A production-style Retrieval-Augmented Generation pipeline built from scratch. Upload a PDF, ask questions, get answers grounded in your document.
Built to understand and demonstrate every step of the RAG pipeline — from PDF parsing to hybrid search to streaming LLM responses.
Architecture
PDF Upload → pymupdf parsing → recursive chunking → TF-IDF embedding
→ Pinecone vector storage → hybrid retrieval (dense + BM25 + RRF)

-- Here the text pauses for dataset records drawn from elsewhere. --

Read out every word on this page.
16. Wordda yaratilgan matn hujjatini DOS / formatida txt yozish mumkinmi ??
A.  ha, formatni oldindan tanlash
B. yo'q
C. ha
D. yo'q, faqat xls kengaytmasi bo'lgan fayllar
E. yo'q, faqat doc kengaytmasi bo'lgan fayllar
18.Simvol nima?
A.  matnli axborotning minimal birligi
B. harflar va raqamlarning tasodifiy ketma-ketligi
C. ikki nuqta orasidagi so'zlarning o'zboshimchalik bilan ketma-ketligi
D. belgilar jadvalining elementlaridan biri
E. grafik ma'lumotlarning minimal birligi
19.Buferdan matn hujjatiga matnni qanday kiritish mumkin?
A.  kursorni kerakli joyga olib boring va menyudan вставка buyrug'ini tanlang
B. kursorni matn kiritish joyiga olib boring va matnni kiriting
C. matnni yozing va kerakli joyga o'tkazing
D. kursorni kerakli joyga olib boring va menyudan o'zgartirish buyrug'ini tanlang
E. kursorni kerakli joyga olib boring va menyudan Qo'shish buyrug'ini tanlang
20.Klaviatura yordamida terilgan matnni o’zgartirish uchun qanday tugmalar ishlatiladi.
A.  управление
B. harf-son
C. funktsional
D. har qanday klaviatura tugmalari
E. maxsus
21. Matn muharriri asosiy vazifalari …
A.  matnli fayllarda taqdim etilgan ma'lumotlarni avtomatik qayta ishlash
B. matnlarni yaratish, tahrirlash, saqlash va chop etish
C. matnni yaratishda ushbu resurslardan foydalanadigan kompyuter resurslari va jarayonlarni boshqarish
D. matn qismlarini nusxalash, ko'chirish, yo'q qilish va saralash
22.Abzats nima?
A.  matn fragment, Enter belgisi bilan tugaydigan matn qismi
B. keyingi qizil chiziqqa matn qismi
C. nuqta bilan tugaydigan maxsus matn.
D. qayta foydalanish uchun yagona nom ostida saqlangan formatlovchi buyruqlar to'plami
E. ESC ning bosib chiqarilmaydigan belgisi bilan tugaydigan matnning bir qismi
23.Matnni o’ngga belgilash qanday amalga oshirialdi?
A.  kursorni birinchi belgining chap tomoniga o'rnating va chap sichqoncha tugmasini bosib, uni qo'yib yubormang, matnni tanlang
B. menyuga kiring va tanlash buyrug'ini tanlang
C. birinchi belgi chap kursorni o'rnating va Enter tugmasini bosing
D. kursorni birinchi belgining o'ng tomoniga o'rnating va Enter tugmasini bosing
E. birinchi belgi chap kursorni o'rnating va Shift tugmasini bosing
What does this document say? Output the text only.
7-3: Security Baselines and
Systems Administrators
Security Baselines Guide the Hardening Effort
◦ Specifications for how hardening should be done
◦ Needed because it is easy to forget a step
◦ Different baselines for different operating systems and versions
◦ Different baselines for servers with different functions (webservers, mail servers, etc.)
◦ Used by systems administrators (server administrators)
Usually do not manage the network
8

→ LLM reranking → Groq/Llama 3.1 streaming response
┌─────────────┐ ┌──────────┐ ┌──────────┐ ┌──────────┐
│ PDF Upload │────→│ Chunker │────→│ Embedder │────→│ Pinecone │
└─────────────┘ └──────────┘ └──────────┘ └──────────┘
│
┌─────────────┐ ┌──────────┐ ┌──────────┐ │
│ Groq LLM │←────│ Reranker │←────│ Retriever│←─────────┘
│ (streaming) │ │ (LLM) │ │ (hybrid) │
└─────────────┘ └──────────┘ └──────────┘
What each step does
1. PDF Parsing
Extracts text from PDFs using pymupdf (fitz) — the best free PDF parser. Handles multi-column layouts, tables, and complex formatting better than PyPDF2.
2. Chunking
Recursive character splitting — tries to split on natural boundaries in order: paragraphs → newlines → sentences → words. Keeps semantically related text together while respecting size limits.
3. Embedding
TF-IDF vectors with fixed dimensions. Converts text to numerical vectors based on word importance. Each word's score = how often it appears in this chunk × how rare it is across all chunks. Designed to be swapped for neural embeddings (BGE, OpenAI, Sentence Transformers) when available.
4. Vector Storage
Pinecone — cloud vector database with HNSW indexing. Vectors are stored permanently and searched in O(log n) time instead of brute-force O(n). Falls back to in-memory search if Pinecone is unavailable.
5. Retrieval
Hybrid search combining two approaches:
- Dense search (Pinecone): finds semantically similar chunks via vector cosine similarity
- Sparse search (BM25): finds keyword-matching chunks via term frequency scoring
- Reciprocal Rank Fusion: merges both ranked lists — chunks that score high in both get boosted
6. Reranking
LLM-based reranking — after retrieving top 20 candidates, asks the LLM to score each chunk's relevance (0-10). Reorders by relevance score and returns top 5. A lightweight alternative to cross-encoder models.
7. Conversation Memory
Sliding window + auto-summarization:
- Keeps last 6 messages in full
- When history exceeds 12 messages, older messages are summarized by the LLM into 2-3 sentences
- Summary + recent messages are included in every prompt
- The LLM is stateless — memory is managed entirely in application code
8. Chat
Streaming SSE responses via Groq (Llama 3.1 8B). The prompt includes conversation memory + retrieved context + the user's question. Tokens stream to the frontend as they're generated.
Design Decisions
Why TF-IDF instead of neural embeddings?
TF-IDF requires zero external dependencies — no PyTorch, no model downloads, no GPU. It works offline on any machine. The architecture supports swapping in neural embeddings (BGE, Sentence Transformers, Ollama) by changing one class. TF-IDF + BM25 hybrid search provides surprisingly good retrieval for most use cases.
Why Pinecone over self-hosted?
Free tier with 2GB storage, no infrastructure to manage, HNSW indexing out of the box. The code falls back to in-memory search if Pinecone is unavailable, so it works without any cloud dependency.
Why LLM reranking instead of cross-encoder?
Cross-encoders (ms-marco-MiniLM) require PyTorch (~800MB). LLM reranking uses the same Groq API we already have for chat — no new dependencies. Trade-off: ~500ms extra latency vs ~20ms for a cross-encoder.
Why Groq over OpenAI?
Free tier, fast inference (Llama 3.1 8B), no cost for experimentation. The LangChain abstraction makes it trivial to swap providers.